Mar 2, 2009 11:23 GMT  ·  By
Don’t hit the snooze button and then resume sleep; go to bed earlier for a resting sleep
   Don’t hit the snooze button and then resume sleep; go to bed earlier for a resting sleep

Hitting the snooze button once, twice, ten times in the course of a morning has become, for many, part of the wake-up ritual, as having that daily cup of black coffee. As research has repeatedly shown, hitting the snooze button is becoming something of a common occurrence, as we all try to hold back the beginning of another hectic day and perhaps make up for the lost sleep. One way to break the circle is to go to bed earlier, as FitSugar points out.

One thing that is certain so far is that sleeping 5, 20, or 40 minutes more after the alarm goes off for the first time does not, in any way, compensate for the sleep we’ve been losing. Neither does it make us feel less tired or, for that matter, more willing to get out of bed and go to work. The easiest and most common-sense way to break this bad habit and get a resting sleep is to go to bed earlier, as the aforementioned e-zine pinpoints in a recent piece.

Instead of going to bed at our usually-designated hour, we should do it half an hour sooner (or more, if it takes us about an hour to finally muster the courage to get out of bed when the alarm goes off). We should also set our body to “wake up” at the first ring by repeating it to ourselves a couple of times before falling asleep.

Another trick into breaking the hitting-the-snooze-button circle is to avoid any unwanted distraction before bedtime. This means no TV, no computer, and no last-minute work papers, of course, because they might distract us to such an extent that we either go to bed filled with anxiety, or we fall asleep in the middle of things. If bedtime has arrived, we must put everything else aside and prepare for sleep – not for work or watching some mindless show we don’t like either way, health experts are also telling us.

In a research conducted in 2004, Dr.
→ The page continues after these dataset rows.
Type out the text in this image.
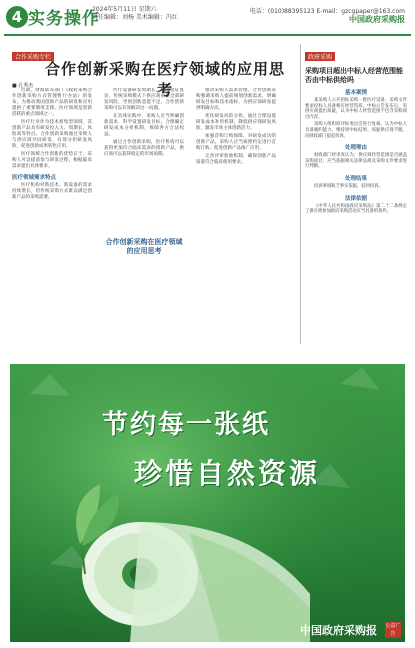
4 实务操作
2024年5月11日 星期六
责任编辑：刘杨 美术编辑：冯红
电话：(010)88395123 E-mail：gzcgpaper@163.com
中国政府采购报
合作采购专栏
合作创新采购在医疗领域的应用思考
■ 孔秀杰

近期，财政部等部门《政府采购合作创新采购方式管理暂行办法》的发布，为推动我国创新产品的研发和应用提供了重要制度支撑。医疗领域是创新活跃的重点领域之一。

医疗行业作为技术密集型领域，其创新产品具有研发投入大、周期长、风险高等特点。合作创新采购通过采购人与供应商共同研发，有效分担研发风险，促进创新成果转化应用。

医疗领域合作创新的优势在于，采购人可以提前参与研发过程，根据临床需求提出具体要求。

医疗领域需求特点

医疗机构对新技术、新设备的需求持续增长，但传统采购方式难以满足创新产品的采购需要。

医疗设备研发周期长，临床验证复杂，传统采购模式下供应商承担全部研发风险，导致创新意愿不足。合作创新采购可以有效解决这一问题。

在具体实践中，采购人应当明确创新需求，科学设置研发目标，合理确定研发成本分担机制，保障各方合法权益。

通过合作创新采购，医疗机构可以获得更加符合临床需求的创新产品，供应商可以获得稳定的市场预期。

合作创新采购在医疗领域的应用思考

推动采购人需求管理。合作创新采购强调采购人提前规划创新需求，明确研发目标和技术指标，为供应商研发提供明确方向。

优化研发风险分担。通过合理设置研发成本补偿机制，降低供应商研发风险，激发市场主体创新活力。

加强首购订购保障。对研发成功的创新产品，采购人应当按照约定进行首购订购，促进创新产品推广应用。

完善评审验收机制，确保创新产品质量符合临床使用要求。

政府采购
采购项目超出中标人经营范围能否由中标供给吗

基本案情

某采购人公开招标采购一批医疗设备，采购文件要求投标人具备相应经营资质。中标公告发布后，有供应商提出质疑，认为中标人经营范围不包含采购项目内容。

采购人组织原评标委员会进行复核，认为中标人具备履约能力，维持原中标结果。质疑供应商不服，向财政部门提起投诉。

处理理由

财政部门经审查认为，供应商经营范围是否涵盖采购项目，应当依据相关法律法规及采购文件要求进行判断。

处理结果

投诉事项缺乏事实依据，驳回投诉。

法律依据

《中华人民共和国政府采购法》第二十二条规定了供应商参加政府采购活动应当具备的条件。

节约每一张纸
珍惜自然资源
中国政府采购报 公益广告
Edward Stepanski studied sleep fragmentation at the Rush University Medical Center in Chicago. His conclusion was that waking up to hit the snooze button and then going back to bed was one of the worst ways people came up with to deceive themselves that they were getting rest. “Even a subtle noise that doesn’t actually wake you up is disruptive enough to affect the sleep quality. That’s why someone who falls asleep with the TV on may wake up exhausted. So, if a person is rousing themselves enough to reset a clock, there’s likely to be an even more profound effect.” Dr. Stepanski was explaining at the time.

So, even if we’re not fully aware of it, sleeping after the alarm goes off actually does us more harm than good. It’s about time we tried a different approach to it then.